Глава 27
Зимнее утро выглядело столь безмятежным, что Саша даже не сразу вспомнила, что где-то по усадьбе бродит страшный колдун Драго Ружа. А вспомнив, охнула и слетела с перин, поражаясь себе: как могла она так беззаботно уснуть?
Марфы Марьяновны в комнате рядом уже не было, пришлось кликать Груню, чтобы заплестись и умыться.
— Ох, барышня, и ночка выдалась, — поделилась служанка, — все выло и тряслось, сколько лет живу, а таких ужастей не припомню.
— А Михаил Алексеевич как? Видела ты его?
— С колдуном прогулялся поутру, а завтрак во флигель попросил. Водит хороводы вокруг мальчонки, Марфу Марьяновну вот только отпустил.
— Я тоже буду завтракать во флигеле, — немедленно решила Саша.
— Да ведь вам не велено из дома выходить!
— Плевала я, — отозвалась она насмешливо, и понеслась к выходу, и так повелительно разговаривала с охраной, что посторонились как миленькие, выпустили ее на улицу.
Во флигеле пахло горелыми травами.
Михаил Алексеевич стоял у окна и задумчиво глядел на падающий снег.
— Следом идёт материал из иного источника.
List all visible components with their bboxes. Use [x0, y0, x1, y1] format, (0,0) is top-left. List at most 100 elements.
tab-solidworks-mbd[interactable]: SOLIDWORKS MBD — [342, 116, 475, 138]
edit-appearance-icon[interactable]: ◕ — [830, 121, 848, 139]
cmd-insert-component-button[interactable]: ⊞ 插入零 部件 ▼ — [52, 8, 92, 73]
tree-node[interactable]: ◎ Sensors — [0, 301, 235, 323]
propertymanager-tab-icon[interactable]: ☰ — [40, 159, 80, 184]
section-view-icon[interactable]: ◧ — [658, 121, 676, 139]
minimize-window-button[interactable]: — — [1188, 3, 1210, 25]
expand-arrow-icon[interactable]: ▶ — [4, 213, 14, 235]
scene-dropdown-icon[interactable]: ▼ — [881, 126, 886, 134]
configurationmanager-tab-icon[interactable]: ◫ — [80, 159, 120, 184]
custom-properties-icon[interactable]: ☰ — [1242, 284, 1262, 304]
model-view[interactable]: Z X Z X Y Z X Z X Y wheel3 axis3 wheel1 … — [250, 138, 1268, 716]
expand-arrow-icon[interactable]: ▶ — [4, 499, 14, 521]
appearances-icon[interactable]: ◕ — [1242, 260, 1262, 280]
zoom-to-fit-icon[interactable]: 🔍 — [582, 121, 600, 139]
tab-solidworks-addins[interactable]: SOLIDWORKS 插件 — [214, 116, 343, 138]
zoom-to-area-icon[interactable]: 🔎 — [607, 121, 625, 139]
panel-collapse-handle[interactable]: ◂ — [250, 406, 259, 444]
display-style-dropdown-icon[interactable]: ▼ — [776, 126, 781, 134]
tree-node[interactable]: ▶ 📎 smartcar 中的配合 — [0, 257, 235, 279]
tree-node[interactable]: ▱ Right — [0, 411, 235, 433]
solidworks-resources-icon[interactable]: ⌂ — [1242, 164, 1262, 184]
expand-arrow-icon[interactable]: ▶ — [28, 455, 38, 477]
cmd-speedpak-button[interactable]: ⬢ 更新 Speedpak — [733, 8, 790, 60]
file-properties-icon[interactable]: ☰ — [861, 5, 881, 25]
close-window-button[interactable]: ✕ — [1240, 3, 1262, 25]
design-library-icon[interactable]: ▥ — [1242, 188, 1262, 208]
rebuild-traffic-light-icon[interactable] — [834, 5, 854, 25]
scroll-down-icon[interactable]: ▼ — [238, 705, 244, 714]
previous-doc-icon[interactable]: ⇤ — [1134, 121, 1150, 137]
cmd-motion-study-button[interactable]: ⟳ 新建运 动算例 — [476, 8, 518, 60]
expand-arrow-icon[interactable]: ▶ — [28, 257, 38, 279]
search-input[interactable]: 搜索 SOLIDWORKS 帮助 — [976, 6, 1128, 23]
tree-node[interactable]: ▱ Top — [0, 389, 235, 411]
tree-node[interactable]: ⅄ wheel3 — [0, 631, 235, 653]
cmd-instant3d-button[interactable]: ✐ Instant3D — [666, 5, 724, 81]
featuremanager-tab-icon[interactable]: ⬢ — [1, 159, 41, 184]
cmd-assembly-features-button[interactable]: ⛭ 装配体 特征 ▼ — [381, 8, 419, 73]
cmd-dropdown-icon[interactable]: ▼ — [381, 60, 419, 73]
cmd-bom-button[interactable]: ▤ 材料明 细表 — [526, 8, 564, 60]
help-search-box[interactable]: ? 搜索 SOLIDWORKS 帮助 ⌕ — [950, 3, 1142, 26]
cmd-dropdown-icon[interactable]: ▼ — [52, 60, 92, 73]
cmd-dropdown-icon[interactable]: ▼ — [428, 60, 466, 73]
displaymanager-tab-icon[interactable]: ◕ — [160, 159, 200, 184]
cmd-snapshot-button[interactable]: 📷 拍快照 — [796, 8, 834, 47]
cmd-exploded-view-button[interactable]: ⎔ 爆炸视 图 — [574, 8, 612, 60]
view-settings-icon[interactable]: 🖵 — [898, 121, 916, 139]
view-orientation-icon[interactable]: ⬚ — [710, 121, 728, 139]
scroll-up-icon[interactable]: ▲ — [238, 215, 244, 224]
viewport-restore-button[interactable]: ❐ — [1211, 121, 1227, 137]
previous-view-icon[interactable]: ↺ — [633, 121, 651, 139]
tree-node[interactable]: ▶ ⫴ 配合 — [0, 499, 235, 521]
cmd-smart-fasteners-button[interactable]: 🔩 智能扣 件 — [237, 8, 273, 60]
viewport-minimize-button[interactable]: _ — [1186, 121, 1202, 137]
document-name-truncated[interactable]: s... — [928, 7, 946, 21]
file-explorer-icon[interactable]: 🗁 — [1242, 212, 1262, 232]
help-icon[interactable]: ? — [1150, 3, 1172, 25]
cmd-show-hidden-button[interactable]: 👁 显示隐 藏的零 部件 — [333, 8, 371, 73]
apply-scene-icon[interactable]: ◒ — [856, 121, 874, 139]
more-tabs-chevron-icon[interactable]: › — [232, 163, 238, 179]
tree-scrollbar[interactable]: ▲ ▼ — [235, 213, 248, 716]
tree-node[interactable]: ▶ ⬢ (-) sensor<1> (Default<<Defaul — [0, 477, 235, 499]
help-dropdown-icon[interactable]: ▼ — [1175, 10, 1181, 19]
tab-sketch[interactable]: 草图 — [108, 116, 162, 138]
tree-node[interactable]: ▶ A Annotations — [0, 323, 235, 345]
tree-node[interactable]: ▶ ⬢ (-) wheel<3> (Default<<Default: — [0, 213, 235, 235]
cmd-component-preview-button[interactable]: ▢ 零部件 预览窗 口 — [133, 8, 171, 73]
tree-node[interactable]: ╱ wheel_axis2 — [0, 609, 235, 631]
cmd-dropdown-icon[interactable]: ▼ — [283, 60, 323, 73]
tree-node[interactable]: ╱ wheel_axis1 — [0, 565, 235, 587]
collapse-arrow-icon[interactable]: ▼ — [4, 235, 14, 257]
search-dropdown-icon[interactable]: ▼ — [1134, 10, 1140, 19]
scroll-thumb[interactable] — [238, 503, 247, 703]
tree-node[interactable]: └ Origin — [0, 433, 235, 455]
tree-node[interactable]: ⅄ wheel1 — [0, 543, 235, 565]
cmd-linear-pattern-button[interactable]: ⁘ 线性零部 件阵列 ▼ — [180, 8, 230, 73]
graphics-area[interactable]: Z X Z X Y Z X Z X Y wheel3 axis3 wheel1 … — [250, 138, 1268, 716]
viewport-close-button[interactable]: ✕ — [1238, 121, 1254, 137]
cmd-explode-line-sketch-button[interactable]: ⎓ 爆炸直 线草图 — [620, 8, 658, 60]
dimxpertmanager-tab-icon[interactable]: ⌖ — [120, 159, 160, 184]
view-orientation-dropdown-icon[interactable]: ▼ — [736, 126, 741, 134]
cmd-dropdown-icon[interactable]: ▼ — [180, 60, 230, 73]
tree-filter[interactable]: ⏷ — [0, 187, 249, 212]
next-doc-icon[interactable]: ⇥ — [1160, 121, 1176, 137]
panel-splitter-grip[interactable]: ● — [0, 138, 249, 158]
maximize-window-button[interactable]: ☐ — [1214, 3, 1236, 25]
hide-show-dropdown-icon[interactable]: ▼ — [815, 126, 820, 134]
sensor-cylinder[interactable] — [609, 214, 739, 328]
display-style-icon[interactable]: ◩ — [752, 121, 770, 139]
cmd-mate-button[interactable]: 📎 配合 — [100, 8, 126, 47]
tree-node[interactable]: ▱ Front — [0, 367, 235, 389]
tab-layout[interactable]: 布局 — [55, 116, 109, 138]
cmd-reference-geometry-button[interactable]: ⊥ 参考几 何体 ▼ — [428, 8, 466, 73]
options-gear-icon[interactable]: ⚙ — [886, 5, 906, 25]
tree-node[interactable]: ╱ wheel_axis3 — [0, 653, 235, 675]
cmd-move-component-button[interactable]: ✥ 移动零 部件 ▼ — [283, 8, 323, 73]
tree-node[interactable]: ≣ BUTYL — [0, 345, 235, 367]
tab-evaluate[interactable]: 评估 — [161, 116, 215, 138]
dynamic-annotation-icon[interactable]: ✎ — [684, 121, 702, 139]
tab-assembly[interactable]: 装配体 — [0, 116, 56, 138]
Мальчик спал на его кровати, волосы его вспотели, а дыхание клокотало, хрипело.
— Горячка, — пояснил Михаил Алексеевич, — это хорошо, должно быть. Его тело начало бороться с болезнью.
— Вы совсем не ложились? — встревожилась Саша. — Белый весь, осунувшийся.
Он улыбнулся ей — да так нежно, что у нее сердце скатилось в пятки.
— Давайте позавтракаем вместе, — предложил он непринужденно, — пока Марфа Марьяновна нас не видит. Ее Анна на кухню позвала, а это надолго.
— А этот где? Колдун богомерзкий? Я вчера его как увидела, так дурно мне стало. Как будто между нами нити какие, так и тянут, так и тянут!
— Показалось вам, — Михаил Алексеевич ловко усадил ее на стул, сел напротив и принялся чистить вареные яйца. — Не думайте о нем, Саша Александровна, не стоит. Я скоро напою бульоном мальчика, передам его на попечение кормилицы, и мы с вами прокатимся верхом, хорошо? День-то какой, солнечный, ясный.
Он был необычайно оживлен этим утром, улыбчив, спокоен, и Саша ощутила прилив радости и нежности.
— Я думаю, — проговорила она, краснея от собственной смелости, — как же это будет славно: завтракать вот так каждый день, всю нашу жизнь. Удивительно, как подле вас мне тепло и хорошо.
Он быстро взглянул на нее, протянул очищенное яйцо, налил молока:
— Да и я очень счастлив, что случай привел вас в мою лечебницу.
— А, — она засмеялась, — была от моего дуэлянтства все же польза, а уж вы ворчали-ворчали. Михаил Алексеевич, а вот признайтесь как на духу: у вас изменился не только возраст, но и характер. Стариком вы были куда суровее, отчитывали меня да воспитывали.
— Да, — откликнулся он с рассеянной улыбкой, — нынче я значительно поглупел. Старость — это ведь не только морщины и боль в спине, но и опыт преодоления жизненных трудностей. Человек стареет, когда заботится о детях и жене, когда видит, как растут его внуки. В лечебнице я был лишен всего этого.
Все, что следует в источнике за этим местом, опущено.